Asian American Curriculum Project has announced its publication of Hiroshi Kashiwagi’s second book, “Shoe Box Plays.”

The book contains nine plays that chronicle the experiences of Japanese Americans from the hardships of the Great Depression in the 1930s, through the bitterness and dislocation of the World War II internment, through the rise of Asian American consciousness and pride in the late 1960s and 1970s.

Kashiwagi grew up in Placer County and was interned at the Tule Lake camp. He wrote plays and poetry while working for the San Francisco Public Library and raising three sons with his wife, Sadako.

He has appeared in the documentaries “Meeting at Tule Lake” and “Rabbit in the Moon.” As an actor, his credits include “Hito Hata,” a drama set in Los Angeles’ Little Tokyo, and Philip Kan Gotanda’s play “The Wash.”

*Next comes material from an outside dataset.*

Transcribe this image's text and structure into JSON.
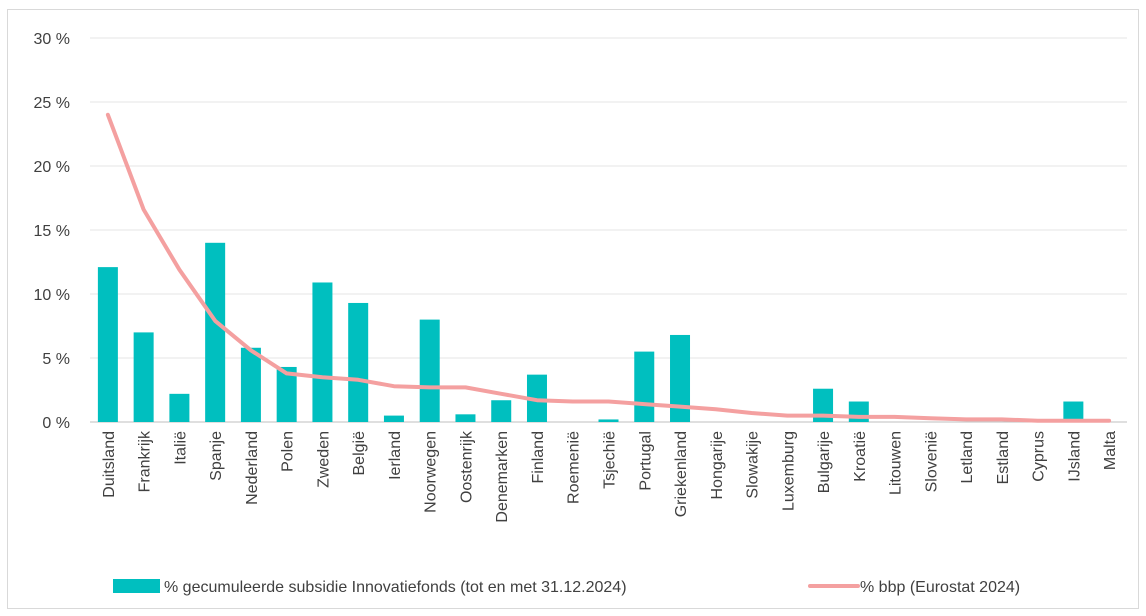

Philip Chin of AACP describes some of the plays featured in the book: “ ‘Laughter and False Teeth’ is perhaps the most famous of the plays ... since it was included in ‘The Big AIIIEEEEE!: An Anthology of Chinese American and Japanese American Literature’ (1991), a staple book used in college Asian American studies classes across the country. Procuring false teeth in an internment camp becomes a tragicomic observation of the breakdown of morality and decency in such places where even the dentist has to be bribed to do substandard work.

“ ‘Kisa Gotami’ (The Parable of the Mustard Seed) has the distinction of being George Takei’s first role as an actor, a decade before his pioneering work as Sulu on ‘Star Trek.’

“ ‘The Betrayed,’ a play that was included in Hiroshi’s earlier book published by AACP, ‘Swimming in the American,’ is perhaps the most powerful work, presenting ... the fundamental conflicts between those Japanese Americans that cooperated with the government to prove their loyalty as Americans during the years of internment and those that resisted because the government had violated their rights as Americans.

“These are just a few of the plays in this book composed over the past 60 years and stored literally in a shoe box.”

Summer interns of the National Japanese American Historical Society will do a reading from “The Betrayed” on Sunday, Aug. 10, at 2 p.m. at the NJAHS Gallery, 1684 Post St. in San Francisco’s Japantown.